Back during my first time around at uni (I’m up to five times now – with mixed success rates – and still counting) I was enrolled in psychology. It was a requirement for my social work degree but also it was of huge interest to me and many other first time uni students, as evidenced by our 1500-man-strong lectures. I can’t speak for the 1499 others, but I certainly thought there would be fascinating insights into the weird and wonderful psyche of man; mysteries that would be explored and revealed and still more that I, in time, may be able to unravel.
I was the sort of student that was good at high school, but for whom the independent learning environment at university took a bit of getting used to (read: early on, I nearly failed several subjects and dropped out of several more).
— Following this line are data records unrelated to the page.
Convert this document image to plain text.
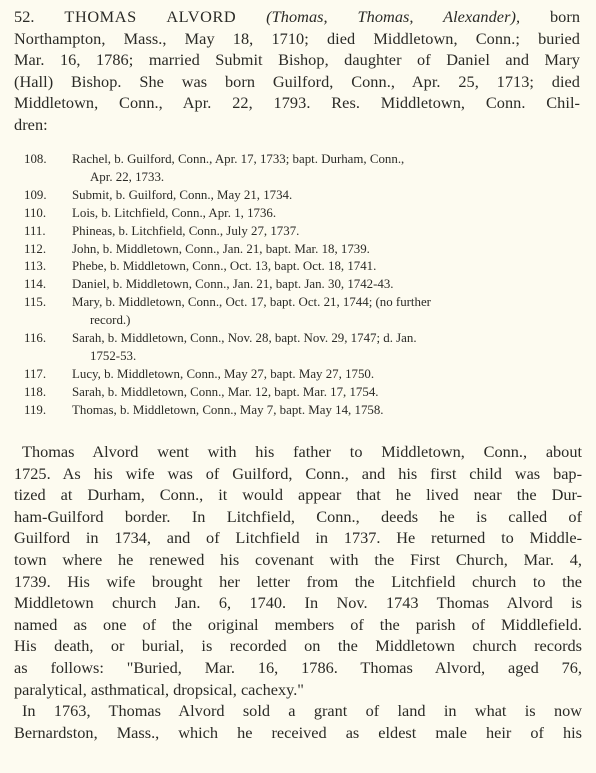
52. THOMAS ALVORD (Thomas, Thomas, Alexander), born
Northampton, Mass., May 18, 1710; died Middletown, Conn.; buried
Mar. 16, 1786; married Submit Bishop, daughter of Daniel and Mary
(Hall) Bishop. She was born Guilford, Conn., Apr. 25, 1713; died
Middletown, Conn., Apr. 22, 1793. Res. Middletown, Conn. Chil-
dren:
108. Rachel, b. Guilford, Conn., Apr. 17, 1733; bapt. Durham, Conn.,
Apr. 22, 1733.
109. Submit, b. Guilford, Conn., May 21, 1734.
110. Lois, b. Litchfield, Conn., Apr. 1, 1736.
111. Phineas, b. Litchfield, Conn., July 27, 1737.
112. John, b. Middletown, Conn., Jan. 21, bapt. Mar. 18, 1739.
113. Phebe, b. Middletown, Conn., Oct. 13, bapt. Oct. 18, 1741.
114. Daniel, b. Middletown, Conn., Jan. 21, bapt. Jan. 30, 1742-43.
115. Mary, b. Middletown, Conn., Oct. 17, bapt. Oct. 21, 1744; (no further
record.)
116. Sarah, b. Middletown, Conn., Nov. 28, bapt. Nov. 29, 1747; d. Jan.
1752-53.
117. Lucy, b. Middletown, Conn., May 27, bapt. May 27, 1750.
118. Sarah, b. Middletown, Conn., Mar. 12, bapt. Mar. 17, 1754.
119. Thomas, b. Middletown, Conn., May 7, bapt. May 14, 1758.

Thomas Alvord went with his father to Middletown, Conn., about
1725. As his wife was of Guilford, Conn., and his first child was bap-
tized at Durham, Conn., it would appear that he lived near the Dur-
ham-Guilford border. In Litchfield, Conn., deeds he is called of
Guilford in 1734, and of Litchfield in 1737. He returned to Middle-
town where he renewed his covenant with the First Church, Mar. 4,
1739. His wife brought her letter from the Litchfield church to the
Middletown church Jan. 6, 1740. In Nov. 1743 Thomas Alvord is
named as one of the original members of the parish of Middlefield.
His death, or burial, is recorded on the Middletown church records
as follows: "Buried, Mar. 16, 1786. Thomas Alvord, aged 76,
paralytical, asthmatical, dropsical, cachexy."

In 1763, Thomas Alvord sold a grant of land in what is now
Bernardston, Mass., which he received as eldest male heir of his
It didn’t help that for the first time I was living away from home, in the city, where there was lots of fun to be had. And since lecturers didn’t care whether or not I turned up, I didn’t mind either. However I made an effort to go to psych; not because I’d done the readings, had any remote understanding of Freud, or a blossoming interest in statistics (I’m still not clear why there were so many stats lectures required for this subject) – but because of the massive crush I had on a fellow student.
He was everything a late 90s dude should be. He had long lank hair which covered his face. He smoked heavily; those clove cigarettes that a certain kind of uni guy favoured. He wore grungy old clothes that always smelled slightly of pot and Dirty Guy Smell. He only smiled cynically and was interested in intellectual things and capital-c-Causes. I loved him THE MOST. It was, of course, completely unreciprocated. However the crush helped me pass psych 101 and a year of philosophy (of course he took philosophy), and kept me out of Manning Bar while classes were on, so I guess overall it was a good thing.
By rocking up tokenistically to lectures, I was exposed to a range of psych theories, some of which sunk in and some of which did not. I vaguely remember attachment theory and thinking at the time that it seemed reasonably obvious but of course at the time of its development was revolutionary. Pioneered by Bowlby and Ainsworth, it focuses on the bond between a child and its parent, and particularly looks at the caregiver’s ability to respond appropriately to the child’s needs as they develop. Predictability and consistency are important, as is the ability to support a child yet let them explore and grow themselves. My mother-in-law, an early childhood and family nurse, recently reminded me that to form a secure attachment, a caregiver needs to meet these requirements about 30% of the time. Of course, many caregivers can and usually do far more than this, but this is enough to develop the bonds needed for a secure and attached child.
Most of the time in this parenting gig I’m not sure what I’m doing, but this week has been a doozy. The girl is sick (nothing major but it’s her first time so that’s gotta suck), apparently going through a developmental leap, not really sleeping, and hoo boy it sucks. I’m not taking her to her activities, or other outings, to save other bubbas (well, their parents really) and as a result our days are long and hideous. I get sick of holding her; she gets bored of playing. I’m not completely well myself so don’t really want to go outside walking in the cold; she struggles to sleep in the afternoons if we don’t. Frankly, this week is a bit of a fail and I think we’re both considering our refund options.
I’m simplifying a small part of the theory colossally, of course, but this week in particular that 30% statistic has been a mental life saver. Regardless of how crap our week has been, I’m confident I’ve got it right at least 30% of the time. She has been fed, soothed when she cries, helped to sleep (eventually, and maybe not for long periods, but it’s happened) and had gentle remedies for her wee cold. She may also be bored and stir crazy, but 30%! She may be sick of tummy time and not being able to roll properly, but 30%! She may be grizzly and grumpy and over everything, but 30%! It may only be the bare minimum, but its good enough to form that bond and that’s what I remind myself with when I’m feeling like I’m letting Team Mamalaide down.
That 30% is totally achievable, even on the worst of days. I mean, I totally passed psych, and that was doing the bare minimum and ogling some guy whose name I’ve now forgotten. I wouldn’t dream of only getting a pass nowadays, but I’m a seasoned study veteran now. These are the early days of my parenting career, and I can totally pass this too. Especially if we drop the passing grade to that magic 30%.